2) Cystocele (herniation of the bladder): The tissues supporting the bladder relax causing a bulging at the bladder which can result in pelvic and vaginal pressure. The patient will often see a bulge into the opening of the vagina. This can also lead to recurrent urinary tract infections and is frequently associated with loss of urine with strenuous activity (running, jumping, etc.) as well as coughing or sneezing. The tissue can be tightened, reducing the hernia, thus relieving the pressure. Frequently the neck of the bladder must be suspended at the same time to eliminate incontinence of urine.
3) Rectocele (herniation of rectum): The fibro-muscular tissue between the vagina and rectum can stretch to a point where there is a weakening which can result in pressure, a bulge into the opening of the vagina and often difficulty defecating (passing stool) without applying pressure into the vagina or around the anus. Once this tissue is surgically tightened (all vaginally), the patient’s symptoms are totally relieved.

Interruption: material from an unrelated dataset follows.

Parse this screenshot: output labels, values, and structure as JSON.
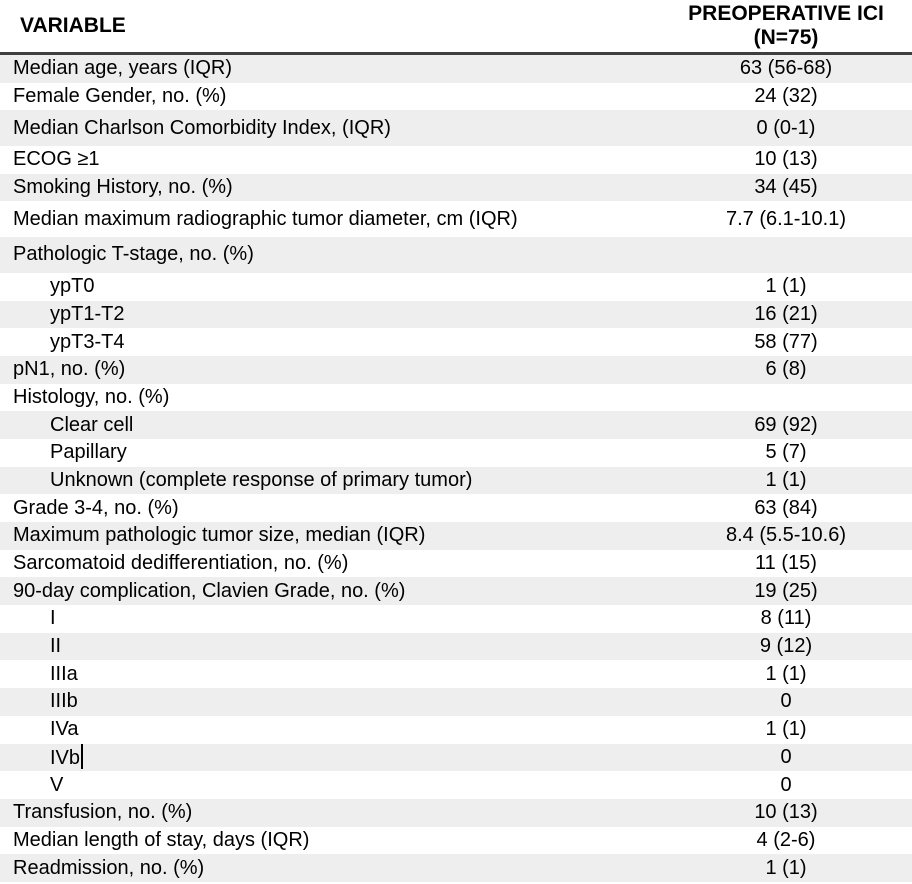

4) Perineal relaxation (lower portion of the vaginal opening): Birthing a baby vaginally results in a marked stretching of the perineum. Sometimes this causes a noticeable relaxation, which the patient perceives during coitus (sexual activity) or may notice by the inability to keep a tampon in during menses. The fibro-muscular tissue can easily be tightened on a day surgery basis, with little to no down time except for refraining from coitus for a short time.
5) Enterocoele (herniation at the apex or top of vagina): Once again part of the fibro-muscular tissue at the apex of the vagina, between the bladder and rectum, can relax potentially causing pressure and a bulge. There are several different ways of correcting this defect depending on the woman’s age, sexual habits, and the amount of relaxation.
Vaginal rejuvenation and vaginal cosmetic procedures have recently been vigorously marketed with no substantial evidence of worth. The patient should be extremely cautious to not fall into advertising traps claiming improvement in beauty, self-esteem, and confidence. Beware of the following procedures: (We do not perform these 3 procedures because their is no evidence to substantiate their worth)
1) Clitoral unhooding: Removing of the tissue covering the clitoris. This has been marketed as making the clitoris more sensitive resulting in easier arousal and climax. Not only has this not been substantiated, but the procedure can cause scarring, result in pain, and actually reduce sensitivity.
2) G-spot amplification: The anterior vaginal wall is believed by some to be an especially sensitive area contributing to female arousal and orgasm. Injections of collagen and lasering the vagina to enlarge or increase blood flow to the area have been marketed as definitive procedures. There has been no evidence of any benefit of either of these procedures.
3) Labial-plasty: Reduction of the size or shape of the labia has long been a recognized procedure. If the labia are large enough and very redundant, they can cause significant pain and irritation by rubbing against each other. This is an appropriate reason for reducing the size. If the only desire is to change the appearance of the vagina, the patient should strongly reconsider because vaginal appearance has never been shown to be a deterrent of sexual desire.
ACOG (The American College of Obstetrics and Gynecology) states: “It is deceptive to give the impression that vaginal rejuvenation, designer vaginoplasty, G-spot amplification, or such are accepted routine surgical practice… absence of data, safety, and efficacy makes such recommendations untenable.”